Lee Strobel, The Case for Christ

“The Jews proposed the ridiculous story that the guards had fallen asleep. Obviously, they were grasping at straws. But the point is this: they started with the assumption that the tomb was vacant! Why? Because they knew it was!”

The claims and recognition that the tomb Jesus’ body was laid in was in fact empty just a few days later, have been recorded in both Biblical and non-Biblical, historical accounts. The fact that the tomb was empty is proven historically.

What are some possible explanations as to why the tomb was empty?

What is the most plausible and logical explanation? Why do you say that?

Matthew 16:24-25

“Then Jesus told his disciples, “If anyone would come after me, let him deny himself and take up his cross and follow me. For whoever would save his life will lose it, but whoever loses his life for my sake will find it.”

John 13:34

“A new commandment I give to you, that you love one another: just as I have loved you, you also are to love one another.”

Mahatma Gandhi

“I like your Christ, I do not like your Christians. Your Christians are so unlike your Christ.”

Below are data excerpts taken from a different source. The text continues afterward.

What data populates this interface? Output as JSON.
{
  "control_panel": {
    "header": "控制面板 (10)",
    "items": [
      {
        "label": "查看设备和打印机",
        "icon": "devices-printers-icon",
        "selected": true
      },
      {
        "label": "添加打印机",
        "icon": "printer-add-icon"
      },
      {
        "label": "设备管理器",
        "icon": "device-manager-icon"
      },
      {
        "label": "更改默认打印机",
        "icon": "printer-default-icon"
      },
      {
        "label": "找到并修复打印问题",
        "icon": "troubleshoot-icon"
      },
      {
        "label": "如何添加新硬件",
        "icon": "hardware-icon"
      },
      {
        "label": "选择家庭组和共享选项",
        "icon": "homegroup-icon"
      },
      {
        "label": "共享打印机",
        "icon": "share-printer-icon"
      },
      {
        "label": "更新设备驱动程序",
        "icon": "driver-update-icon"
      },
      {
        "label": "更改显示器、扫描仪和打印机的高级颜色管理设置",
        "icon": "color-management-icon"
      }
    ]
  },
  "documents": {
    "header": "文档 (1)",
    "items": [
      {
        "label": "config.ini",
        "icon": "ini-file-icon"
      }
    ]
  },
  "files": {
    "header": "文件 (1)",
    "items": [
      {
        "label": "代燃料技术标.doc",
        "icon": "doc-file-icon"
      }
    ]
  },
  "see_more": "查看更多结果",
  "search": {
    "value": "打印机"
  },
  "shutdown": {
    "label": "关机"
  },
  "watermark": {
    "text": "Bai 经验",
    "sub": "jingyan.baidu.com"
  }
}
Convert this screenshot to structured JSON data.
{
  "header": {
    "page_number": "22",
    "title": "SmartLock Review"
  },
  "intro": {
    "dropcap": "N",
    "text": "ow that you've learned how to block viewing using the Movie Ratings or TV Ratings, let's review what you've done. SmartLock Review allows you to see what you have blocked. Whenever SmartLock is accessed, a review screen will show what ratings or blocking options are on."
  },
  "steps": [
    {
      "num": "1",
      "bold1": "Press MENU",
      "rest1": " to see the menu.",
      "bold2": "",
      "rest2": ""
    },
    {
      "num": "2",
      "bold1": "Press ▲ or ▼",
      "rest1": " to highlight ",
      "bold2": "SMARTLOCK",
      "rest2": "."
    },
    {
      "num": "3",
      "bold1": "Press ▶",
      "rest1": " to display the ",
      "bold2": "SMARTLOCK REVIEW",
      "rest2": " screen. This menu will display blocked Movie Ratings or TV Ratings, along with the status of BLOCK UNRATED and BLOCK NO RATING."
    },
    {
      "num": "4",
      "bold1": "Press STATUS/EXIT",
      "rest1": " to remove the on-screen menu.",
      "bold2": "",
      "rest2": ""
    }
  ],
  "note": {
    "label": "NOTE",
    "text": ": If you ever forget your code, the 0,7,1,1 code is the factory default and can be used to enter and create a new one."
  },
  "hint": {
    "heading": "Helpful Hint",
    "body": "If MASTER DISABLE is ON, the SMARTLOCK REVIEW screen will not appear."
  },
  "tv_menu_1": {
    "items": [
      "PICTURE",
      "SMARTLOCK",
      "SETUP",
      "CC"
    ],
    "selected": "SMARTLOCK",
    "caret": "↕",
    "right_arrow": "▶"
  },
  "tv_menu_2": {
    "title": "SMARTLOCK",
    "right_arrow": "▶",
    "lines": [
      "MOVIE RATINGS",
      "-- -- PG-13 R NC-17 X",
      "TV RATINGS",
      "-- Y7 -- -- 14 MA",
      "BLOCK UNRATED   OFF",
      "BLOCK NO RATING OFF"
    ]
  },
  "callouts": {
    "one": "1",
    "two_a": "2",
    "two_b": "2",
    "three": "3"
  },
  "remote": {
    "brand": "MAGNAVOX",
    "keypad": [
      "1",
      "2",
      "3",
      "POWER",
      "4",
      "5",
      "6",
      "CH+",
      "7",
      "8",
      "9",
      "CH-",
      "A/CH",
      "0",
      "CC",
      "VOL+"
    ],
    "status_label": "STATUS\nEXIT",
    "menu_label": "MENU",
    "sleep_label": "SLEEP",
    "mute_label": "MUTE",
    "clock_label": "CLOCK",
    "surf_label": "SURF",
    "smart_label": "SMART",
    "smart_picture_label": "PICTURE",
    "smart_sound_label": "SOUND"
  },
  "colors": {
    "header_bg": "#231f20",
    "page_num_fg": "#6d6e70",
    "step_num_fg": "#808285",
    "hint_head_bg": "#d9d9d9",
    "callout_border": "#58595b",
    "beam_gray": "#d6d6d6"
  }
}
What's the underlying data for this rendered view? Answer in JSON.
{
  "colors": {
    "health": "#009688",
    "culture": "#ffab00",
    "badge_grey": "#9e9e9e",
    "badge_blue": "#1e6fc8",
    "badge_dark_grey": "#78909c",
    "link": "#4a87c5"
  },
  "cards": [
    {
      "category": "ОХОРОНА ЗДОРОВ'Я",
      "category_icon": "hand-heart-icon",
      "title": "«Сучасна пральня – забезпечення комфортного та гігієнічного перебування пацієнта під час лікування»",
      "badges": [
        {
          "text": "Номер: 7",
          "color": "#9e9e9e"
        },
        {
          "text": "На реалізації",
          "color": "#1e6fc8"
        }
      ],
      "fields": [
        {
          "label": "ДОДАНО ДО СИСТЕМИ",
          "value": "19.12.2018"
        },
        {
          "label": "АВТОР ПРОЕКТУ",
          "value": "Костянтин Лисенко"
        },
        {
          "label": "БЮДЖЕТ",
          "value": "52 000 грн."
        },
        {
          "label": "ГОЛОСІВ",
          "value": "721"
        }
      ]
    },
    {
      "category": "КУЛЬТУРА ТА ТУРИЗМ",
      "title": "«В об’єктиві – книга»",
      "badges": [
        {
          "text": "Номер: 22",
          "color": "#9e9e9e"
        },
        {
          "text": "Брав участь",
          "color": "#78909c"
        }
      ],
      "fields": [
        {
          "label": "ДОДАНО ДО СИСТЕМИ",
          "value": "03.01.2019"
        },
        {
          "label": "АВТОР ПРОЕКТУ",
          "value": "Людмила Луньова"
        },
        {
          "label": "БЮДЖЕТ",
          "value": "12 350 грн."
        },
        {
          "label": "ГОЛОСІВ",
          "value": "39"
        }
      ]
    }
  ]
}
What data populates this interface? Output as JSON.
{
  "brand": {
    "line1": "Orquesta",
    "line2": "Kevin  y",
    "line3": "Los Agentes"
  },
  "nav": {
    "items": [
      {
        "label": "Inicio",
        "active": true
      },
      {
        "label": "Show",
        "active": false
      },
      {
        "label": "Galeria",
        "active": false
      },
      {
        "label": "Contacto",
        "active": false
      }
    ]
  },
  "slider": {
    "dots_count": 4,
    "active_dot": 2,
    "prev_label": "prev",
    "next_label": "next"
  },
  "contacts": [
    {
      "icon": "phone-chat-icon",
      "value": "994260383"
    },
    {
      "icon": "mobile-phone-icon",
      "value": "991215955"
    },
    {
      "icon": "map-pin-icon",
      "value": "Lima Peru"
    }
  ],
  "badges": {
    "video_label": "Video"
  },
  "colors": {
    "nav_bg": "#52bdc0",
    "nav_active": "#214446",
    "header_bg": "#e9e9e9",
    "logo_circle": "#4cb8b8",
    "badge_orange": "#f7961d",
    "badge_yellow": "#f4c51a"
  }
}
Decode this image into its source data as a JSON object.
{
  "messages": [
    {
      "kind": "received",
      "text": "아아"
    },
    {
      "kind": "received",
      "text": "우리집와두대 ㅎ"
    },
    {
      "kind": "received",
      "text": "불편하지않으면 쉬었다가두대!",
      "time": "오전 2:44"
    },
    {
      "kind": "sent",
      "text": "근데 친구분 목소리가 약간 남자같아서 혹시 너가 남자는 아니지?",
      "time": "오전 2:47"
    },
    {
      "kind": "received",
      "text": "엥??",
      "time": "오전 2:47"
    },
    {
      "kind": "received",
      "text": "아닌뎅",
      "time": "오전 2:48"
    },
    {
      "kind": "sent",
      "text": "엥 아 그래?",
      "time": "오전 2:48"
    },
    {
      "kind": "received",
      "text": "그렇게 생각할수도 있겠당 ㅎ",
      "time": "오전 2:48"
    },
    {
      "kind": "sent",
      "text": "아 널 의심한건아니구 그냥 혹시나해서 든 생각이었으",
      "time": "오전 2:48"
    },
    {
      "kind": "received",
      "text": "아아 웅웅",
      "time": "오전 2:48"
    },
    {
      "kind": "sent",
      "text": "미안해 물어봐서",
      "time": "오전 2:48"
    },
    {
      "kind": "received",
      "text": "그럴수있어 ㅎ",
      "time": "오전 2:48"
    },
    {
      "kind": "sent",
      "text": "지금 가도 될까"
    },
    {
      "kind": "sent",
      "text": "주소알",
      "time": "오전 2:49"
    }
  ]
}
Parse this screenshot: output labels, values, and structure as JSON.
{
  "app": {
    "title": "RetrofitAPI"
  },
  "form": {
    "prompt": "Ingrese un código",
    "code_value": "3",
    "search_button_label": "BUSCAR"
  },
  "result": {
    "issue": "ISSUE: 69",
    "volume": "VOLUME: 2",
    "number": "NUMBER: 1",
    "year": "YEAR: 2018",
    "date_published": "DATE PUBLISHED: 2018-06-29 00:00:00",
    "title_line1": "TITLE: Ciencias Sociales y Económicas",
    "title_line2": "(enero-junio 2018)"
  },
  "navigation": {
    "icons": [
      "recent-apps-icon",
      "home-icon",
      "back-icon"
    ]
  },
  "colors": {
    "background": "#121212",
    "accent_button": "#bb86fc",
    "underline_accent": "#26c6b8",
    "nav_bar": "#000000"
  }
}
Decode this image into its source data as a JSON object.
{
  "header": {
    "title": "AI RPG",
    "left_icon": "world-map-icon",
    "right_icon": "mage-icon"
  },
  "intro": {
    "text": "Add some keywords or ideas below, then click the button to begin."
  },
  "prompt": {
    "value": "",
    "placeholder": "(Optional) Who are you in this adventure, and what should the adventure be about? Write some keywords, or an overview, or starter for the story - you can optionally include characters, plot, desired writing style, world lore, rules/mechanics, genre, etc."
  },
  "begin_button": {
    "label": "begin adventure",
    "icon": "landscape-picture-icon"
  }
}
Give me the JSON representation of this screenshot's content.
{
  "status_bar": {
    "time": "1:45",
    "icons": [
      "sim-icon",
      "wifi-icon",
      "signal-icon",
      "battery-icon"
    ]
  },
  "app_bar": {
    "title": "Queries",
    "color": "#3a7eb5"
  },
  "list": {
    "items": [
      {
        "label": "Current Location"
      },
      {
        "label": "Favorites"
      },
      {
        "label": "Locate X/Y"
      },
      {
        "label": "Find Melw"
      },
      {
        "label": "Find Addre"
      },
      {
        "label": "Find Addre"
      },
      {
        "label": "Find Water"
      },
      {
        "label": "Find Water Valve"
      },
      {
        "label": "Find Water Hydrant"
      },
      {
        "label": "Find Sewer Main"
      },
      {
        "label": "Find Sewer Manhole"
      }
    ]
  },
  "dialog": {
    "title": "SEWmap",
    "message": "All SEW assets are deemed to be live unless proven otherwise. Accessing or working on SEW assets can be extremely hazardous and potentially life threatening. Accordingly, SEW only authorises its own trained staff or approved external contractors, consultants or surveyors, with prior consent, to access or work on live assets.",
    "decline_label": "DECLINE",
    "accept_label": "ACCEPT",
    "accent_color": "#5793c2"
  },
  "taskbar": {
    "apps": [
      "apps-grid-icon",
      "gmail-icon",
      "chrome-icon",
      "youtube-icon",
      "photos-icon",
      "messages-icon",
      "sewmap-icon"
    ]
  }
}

If we truly believe Jesus is who He claimed to be, did what Scripture claims He did by living the life we have not lived, died the death we deserved to die, and rose again to conquer sin, death, hell, and satan, how should that affect the way we live?

Why would someone say they believe all of those things and yet still live a life that, as Gandhi says looks, “so unlike your Christ?”

Closing Thought

James 2:14-17

‘”What good is it, my brothers, if someone says he has faith but does not have works? Can that faith save him? If a brother or sister is poorly clothed and lacking in daily food, and one of you says to them, “Go in peace, be warmed and filled,” without giving them the things needed for the body, what good is that? So also faith by itself, if it does not have works, is dead.”  

What would you say the life of a Christian community should look like, and what kind of impact might that have on the world around us?